Brezilyalı yazar, Joaquim Maria Machado de Assis, Brezilya'nun en büyük romanlarından biri sayılan, Mezarımdan Yazıyorum adlı eserini,
1881 yılında yayımlar.
Yayımlandığı zaman da ilgi görmesine karşın, asıl hak ettiği değeri, ölümünden uzun yıllar sonra bulur.
Harold Bloom, Susan Sontag, Allen Gingberg, Philip Roth, Salman Rushdie gibi isimler, Maria Machado de Assis'e olan hayranlıklarını ve ilgilerini defalarca dile getirirler.
Avrupa edebiyat geleneğinin özümsenmesi ve yeniden işlenmesiyle şekillenen roman, son derece moderndir.Bu nedenle bazı eleştirmenler, Borges'in ortaya çıkışına kadar Latin Amerika edebiyatında bir benzeri olmadığını iddia ederler bu kitabın.
İnsanlık komedisinin her yerde aynı olduğunu gösterir Machado de Assis.İnsanın ve toplumun çatışmasında kazanan hep toplum olsa da.

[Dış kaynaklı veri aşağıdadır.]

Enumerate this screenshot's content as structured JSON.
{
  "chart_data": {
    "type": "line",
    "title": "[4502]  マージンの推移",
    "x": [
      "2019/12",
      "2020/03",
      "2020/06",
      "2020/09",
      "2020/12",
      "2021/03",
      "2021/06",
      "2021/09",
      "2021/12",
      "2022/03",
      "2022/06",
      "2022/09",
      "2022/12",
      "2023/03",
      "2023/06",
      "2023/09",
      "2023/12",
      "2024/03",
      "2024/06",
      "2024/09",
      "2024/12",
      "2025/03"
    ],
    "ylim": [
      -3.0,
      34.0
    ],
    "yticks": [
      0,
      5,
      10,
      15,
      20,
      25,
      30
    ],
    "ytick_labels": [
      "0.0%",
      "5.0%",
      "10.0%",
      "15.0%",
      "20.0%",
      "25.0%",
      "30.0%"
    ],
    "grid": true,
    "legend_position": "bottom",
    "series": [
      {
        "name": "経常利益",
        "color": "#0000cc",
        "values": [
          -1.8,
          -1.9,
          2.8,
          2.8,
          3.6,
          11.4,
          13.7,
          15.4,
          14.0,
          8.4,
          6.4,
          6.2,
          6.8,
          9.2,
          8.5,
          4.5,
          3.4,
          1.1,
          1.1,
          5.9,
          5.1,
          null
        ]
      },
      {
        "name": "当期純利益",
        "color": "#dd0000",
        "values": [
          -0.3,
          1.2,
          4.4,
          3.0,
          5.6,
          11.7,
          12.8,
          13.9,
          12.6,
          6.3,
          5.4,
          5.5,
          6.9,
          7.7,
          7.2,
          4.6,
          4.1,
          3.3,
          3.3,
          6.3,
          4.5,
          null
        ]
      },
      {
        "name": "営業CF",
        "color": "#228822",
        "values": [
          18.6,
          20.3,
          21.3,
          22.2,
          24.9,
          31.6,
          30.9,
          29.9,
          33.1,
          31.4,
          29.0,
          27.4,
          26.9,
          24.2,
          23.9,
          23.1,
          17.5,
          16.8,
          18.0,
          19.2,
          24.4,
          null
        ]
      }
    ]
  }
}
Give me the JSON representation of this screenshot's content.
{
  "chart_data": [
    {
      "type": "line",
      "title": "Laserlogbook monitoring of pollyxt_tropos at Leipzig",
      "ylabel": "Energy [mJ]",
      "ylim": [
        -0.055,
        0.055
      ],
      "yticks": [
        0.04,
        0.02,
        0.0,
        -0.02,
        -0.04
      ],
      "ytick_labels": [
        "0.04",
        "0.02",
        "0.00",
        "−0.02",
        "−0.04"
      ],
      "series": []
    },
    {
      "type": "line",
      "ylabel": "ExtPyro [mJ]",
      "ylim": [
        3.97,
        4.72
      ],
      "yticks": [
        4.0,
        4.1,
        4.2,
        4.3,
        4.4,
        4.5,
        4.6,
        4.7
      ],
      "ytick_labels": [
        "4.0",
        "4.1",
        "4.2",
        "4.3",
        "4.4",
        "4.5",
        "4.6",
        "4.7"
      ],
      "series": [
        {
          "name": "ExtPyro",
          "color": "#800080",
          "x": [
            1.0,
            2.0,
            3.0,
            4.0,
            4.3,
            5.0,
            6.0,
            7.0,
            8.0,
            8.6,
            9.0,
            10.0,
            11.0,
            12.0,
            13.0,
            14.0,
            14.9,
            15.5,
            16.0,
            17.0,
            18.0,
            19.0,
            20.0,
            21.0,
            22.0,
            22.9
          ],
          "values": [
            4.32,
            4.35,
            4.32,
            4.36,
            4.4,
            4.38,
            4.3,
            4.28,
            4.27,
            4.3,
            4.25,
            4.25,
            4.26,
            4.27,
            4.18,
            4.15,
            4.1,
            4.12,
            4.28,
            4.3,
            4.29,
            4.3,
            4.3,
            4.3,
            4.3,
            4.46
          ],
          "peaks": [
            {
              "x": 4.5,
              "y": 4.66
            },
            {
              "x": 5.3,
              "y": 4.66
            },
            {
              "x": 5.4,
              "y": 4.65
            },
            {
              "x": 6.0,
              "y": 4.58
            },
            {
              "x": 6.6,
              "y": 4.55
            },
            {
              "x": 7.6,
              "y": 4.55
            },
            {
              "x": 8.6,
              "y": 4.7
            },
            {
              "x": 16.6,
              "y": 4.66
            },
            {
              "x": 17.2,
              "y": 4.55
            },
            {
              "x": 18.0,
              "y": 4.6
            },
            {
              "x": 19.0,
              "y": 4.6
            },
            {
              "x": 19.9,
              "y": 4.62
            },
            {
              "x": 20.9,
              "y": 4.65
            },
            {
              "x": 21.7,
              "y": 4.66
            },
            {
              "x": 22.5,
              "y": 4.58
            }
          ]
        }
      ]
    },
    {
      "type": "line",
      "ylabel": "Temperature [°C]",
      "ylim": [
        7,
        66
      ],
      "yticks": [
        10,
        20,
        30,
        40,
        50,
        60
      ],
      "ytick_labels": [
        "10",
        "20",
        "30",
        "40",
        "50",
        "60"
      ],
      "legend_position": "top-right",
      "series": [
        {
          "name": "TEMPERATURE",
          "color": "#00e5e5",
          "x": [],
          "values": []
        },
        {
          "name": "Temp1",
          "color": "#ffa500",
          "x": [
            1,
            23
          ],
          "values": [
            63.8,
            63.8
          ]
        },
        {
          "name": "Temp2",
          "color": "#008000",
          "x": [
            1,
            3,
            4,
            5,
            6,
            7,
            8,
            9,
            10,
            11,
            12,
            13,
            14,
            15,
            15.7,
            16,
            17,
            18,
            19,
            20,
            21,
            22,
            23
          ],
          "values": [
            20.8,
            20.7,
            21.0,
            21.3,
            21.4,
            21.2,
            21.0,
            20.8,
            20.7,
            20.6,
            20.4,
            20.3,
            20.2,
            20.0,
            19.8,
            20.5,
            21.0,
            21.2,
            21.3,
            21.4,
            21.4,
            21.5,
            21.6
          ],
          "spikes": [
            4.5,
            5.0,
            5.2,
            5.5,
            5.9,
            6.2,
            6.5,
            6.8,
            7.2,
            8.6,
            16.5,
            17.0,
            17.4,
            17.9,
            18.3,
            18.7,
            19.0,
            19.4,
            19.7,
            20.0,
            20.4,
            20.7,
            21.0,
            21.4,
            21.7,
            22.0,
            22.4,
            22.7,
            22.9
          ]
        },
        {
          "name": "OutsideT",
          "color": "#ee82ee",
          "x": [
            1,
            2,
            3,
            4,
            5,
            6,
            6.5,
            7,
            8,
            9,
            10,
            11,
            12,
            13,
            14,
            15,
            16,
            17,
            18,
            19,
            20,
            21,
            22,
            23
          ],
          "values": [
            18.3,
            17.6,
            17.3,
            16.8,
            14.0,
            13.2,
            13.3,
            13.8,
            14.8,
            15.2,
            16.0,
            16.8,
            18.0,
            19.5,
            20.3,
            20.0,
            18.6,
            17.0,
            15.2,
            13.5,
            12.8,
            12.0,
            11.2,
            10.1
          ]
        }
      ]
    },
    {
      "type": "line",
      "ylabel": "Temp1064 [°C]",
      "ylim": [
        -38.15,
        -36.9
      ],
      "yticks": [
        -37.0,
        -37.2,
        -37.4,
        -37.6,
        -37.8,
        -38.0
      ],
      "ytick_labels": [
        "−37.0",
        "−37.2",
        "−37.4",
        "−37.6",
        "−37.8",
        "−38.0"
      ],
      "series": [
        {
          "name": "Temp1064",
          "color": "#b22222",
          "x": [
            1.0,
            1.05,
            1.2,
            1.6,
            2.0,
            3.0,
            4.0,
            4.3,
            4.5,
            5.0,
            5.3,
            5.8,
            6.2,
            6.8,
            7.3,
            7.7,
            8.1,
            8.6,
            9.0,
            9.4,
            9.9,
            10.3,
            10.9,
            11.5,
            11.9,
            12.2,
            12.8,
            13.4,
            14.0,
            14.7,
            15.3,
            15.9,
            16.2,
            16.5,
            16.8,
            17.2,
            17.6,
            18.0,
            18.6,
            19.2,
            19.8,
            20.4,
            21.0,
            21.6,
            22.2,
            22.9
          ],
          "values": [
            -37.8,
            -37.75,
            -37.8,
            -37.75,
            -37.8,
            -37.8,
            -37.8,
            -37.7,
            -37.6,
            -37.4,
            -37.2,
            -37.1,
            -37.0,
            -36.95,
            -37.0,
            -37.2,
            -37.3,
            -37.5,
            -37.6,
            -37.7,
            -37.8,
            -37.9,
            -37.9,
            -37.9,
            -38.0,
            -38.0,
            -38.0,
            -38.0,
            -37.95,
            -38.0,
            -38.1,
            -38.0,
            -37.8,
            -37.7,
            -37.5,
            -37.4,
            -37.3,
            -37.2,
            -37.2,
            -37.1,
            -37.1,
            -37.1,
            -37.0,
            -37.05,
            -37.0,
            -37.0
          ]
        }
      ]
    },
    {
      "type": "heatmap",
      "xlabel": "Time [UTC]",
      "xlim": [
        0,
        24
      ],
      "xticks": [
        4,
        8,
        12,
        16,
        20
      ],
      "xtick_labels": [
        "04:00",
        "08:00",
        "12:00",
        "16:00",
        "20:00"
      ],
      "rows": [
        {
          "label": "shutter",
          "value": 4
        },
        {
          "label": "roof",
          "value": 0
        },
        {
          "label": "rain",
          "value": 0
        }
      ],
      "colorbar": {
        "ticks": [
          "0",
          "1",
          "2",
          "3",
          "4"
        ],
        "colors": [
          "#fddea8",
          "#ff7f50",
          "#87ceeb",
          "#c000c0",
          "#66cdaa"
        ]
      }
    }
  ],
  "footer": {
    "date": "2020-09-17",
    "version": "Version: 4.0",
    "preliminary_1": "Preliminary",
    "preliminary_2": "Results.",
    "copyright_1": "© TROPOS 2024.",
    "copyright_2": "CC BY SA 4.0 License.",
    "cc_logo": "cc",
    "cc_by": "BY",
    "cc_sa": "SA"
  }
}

Brâs Cubas, ölümünden sonra hayatını anlatır bize.Ölümü ile başlar anlatmaya, çocukluğuna uzanarak, ölümüne kadar yaşamış olduğu tüm yaşamını anlatır.Yer yer okuyucu ile konuşur, eleştirmenlerle dalga geçer.
Yaşarken geliştirdiği, fikirlerinden, kuramlarından bahseder, hüzün giderici yakı, Faydalar Kuramı, mezar taşı yazılarının felsefesi gibi...
Tüm bu geliştirdiği fikir ve kuramların yaşamında karşılığı vardır.
Zaman zaman ironik bulduğum zaman zaman hüzünlendiğim, Mezarımdan Yazıyorum'u sevdim.